Johannes der Täufer zeigt uns den Weg für uns Menschen in der Welt.
Gott ist mitten unter uns.
In jedem Menschen lässt er sich finden und entdecken.

Wir brauchen wie Johannes die Zeit in der „Wüste“, z. B. in der Stille, im Gebet, um einen Blick dafür zu entwickeln, wo wir Gott in der Welt entdecken. Ich kannte ihn nicht, aber ich habe ihn gesehen.

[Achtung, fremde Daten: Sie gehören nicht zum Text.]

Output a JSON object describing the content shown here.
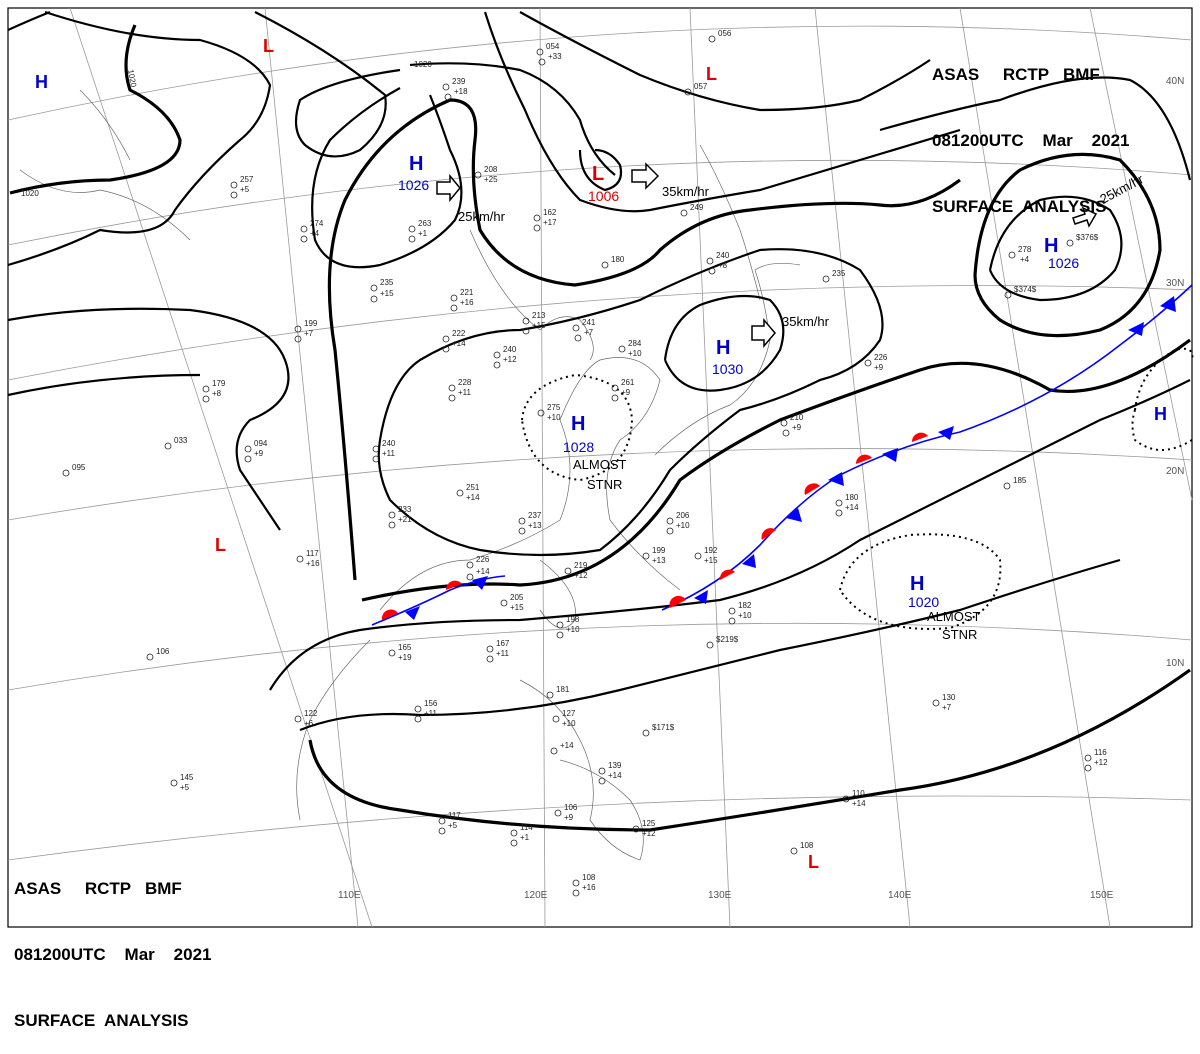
{
  "header_top": {
    "line1": "ASAS     RCTP   BMF",
    "line2": "081200UTC    Mar    2021",
    "line3": "SURFACE  ANALYSIS"
  },
  "header_bottom": {
    "line1": "ASAS     RCTP   BMF",
    "line2": "081200UTC    Mar    2021",
    "line3": "SURFACE  ANALYSIS"
  },
  "pressure_systems": [
    {
      "type": "H",
      "pressure": "1026",
      "color": "#0000cc"
    },
    {
      "type": "H",
      "pressure": "1030",
      "color": "#0000cc"
    },
    {
      "type": "H",
      "pressure": "1028",
      "color": "#0000cc",
      "note_line1": "ALMOST",
      "note_line2": "STNR"
    },
    {
      "type": "H",
      "pressure": "1026",
      "color": "#0000cc"
    },
    {
      "type": "H",
      "pressure": "1020",
      "color": "#0000cc",
      "note_line1": "ALMOST",
      "note_line2": "STNR"
    },
    {
      "type": "H",
      "pressure": "",
      "color": "#0000cc"
    },
    {
      "type": "H",
      "pressure": "",
      "color": "#0000cc"
    },
    {
      "type": "L",
      "pressure": "1006",
      "color": "#dd0000"
    },
    {
      "type": "L",
      "pressure": "",
      "color": "#dd0000"
    },
    {
      "type": "L",
      "pressure": "",
      "color": "#dd0000"
    },
    {
      "type": "L",
      "pressure": "",
      "color": "#dd0000"
    },
    {
      "type": "L",
      "pressure": "",
      "color": "#dd0000"
    }
  ],
  "movement_labels": [
    "25km/hr",
    "35km/hr",
    "35km/hr",
    "25km/hr"
  ],
  "isobar_labels": [
    "1020",
    "1020",
    "1020"
  ],
  "grid_labels": {
    "longitudes": [
      "110E",
      "120E",
      "130E",
      "140E",
      "150E"
    ],
    "latitudes": [
      "40N",
      "30N",
      "20N",
      "10N"
    ]
  },
  "station_values": [
    "054",
    "+33",
    "056",
    "057",
    "239",
    "+18",
    "208",
    "+25",
    "257",
    "+5",
    "274",
    "+4",
    "263",
    "+1",
    "235",
    "+15",
    "221",
    "+16",
    "222",
    "+14",
    "162",
    "+17",
    "180",
    "249",
    "240",
    "+8",
    "213",
    "+15",
    "241",
    "+7",
    "235",
    "278",
    "+4",
    "199",
    "+7",
    "179",
    "+8",
    "228",
    "+11",
    "240",
    "+12",
    "275",
    "+10",
    "261",
    "+9",
    "284",
    "+10",
    "210",
    "+9",
    "226",
    "+9",
    "094",
    "+9",
    "033",
    "095",
    "240",
    "+11",
    "251",
    "+14",
    "233",
    "+21",
    "237",
    "+13",
    "206",
    "+10",
    "199",
    "+13",
    "192",
    "+15",
    "180",
    "+14",
    "185",
    "117",
    "+16",
    "226",
    "+14",
    "219",
    "+12",
    "205",
    "+15",
    "198",
    "+10",
    "182",
    "+10",
    "167",
    "+11",
    "165",
    "+19",
    "106",
    "156",
    "+11",
    "122",
    "+6",
    "181",
    "127",
    "+10",
    "+14",
    "139",
    "+14",
    "125",
    "+12",
    "114",
    "+1",
    "106",
    "+9",
    "117",
    "+5",
    "108",
    "+16",
    "145",
    "+5",
    "130",
    "+7",
    "116",
    "+12",
    "110",
    "+14",
    "108",
    "$171$",
    "$219$",
    "$374$",
    "$376$"
  ]
}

Wir brauchen Mut und Geduld, mit offenen Augen und einem wachen Herzen in die Welt zu blicken. Und wir dürfen an der Seite all derer gehen, die durch ihr Leben die Welt besser machen – einfach, aufmerksam, zugewandt, wohlwollend, liebend. All das ist Jesus.
All das ist das, worauf der Johannes der Täufer zeigt.

Seht das Lamm Gottes, das die Sünde der Welt hinwegnimmt.

Ganz am Anfang des Evangeliums nach Johannes steht damit schon das Programm für Jesu Leben und Wirken: Friedfertig, geisterfüllt, weltrettend, weil Sünde verwandelnd.

All das, was wir auch heute brauchen.

Friedfertig, geisterfüllt, weltrettend – so soll unser Leben sein.

Lassen Sie sich von Johannes dem Täufer den Weg zeigen oder zeigen Sie den anderen den Weg. Lassen Sie uns mit wachem Herzen und offenen Sinnen entdecken, wo wir aufgerufen sind und fähig, die Welt ein bisschen zu retten.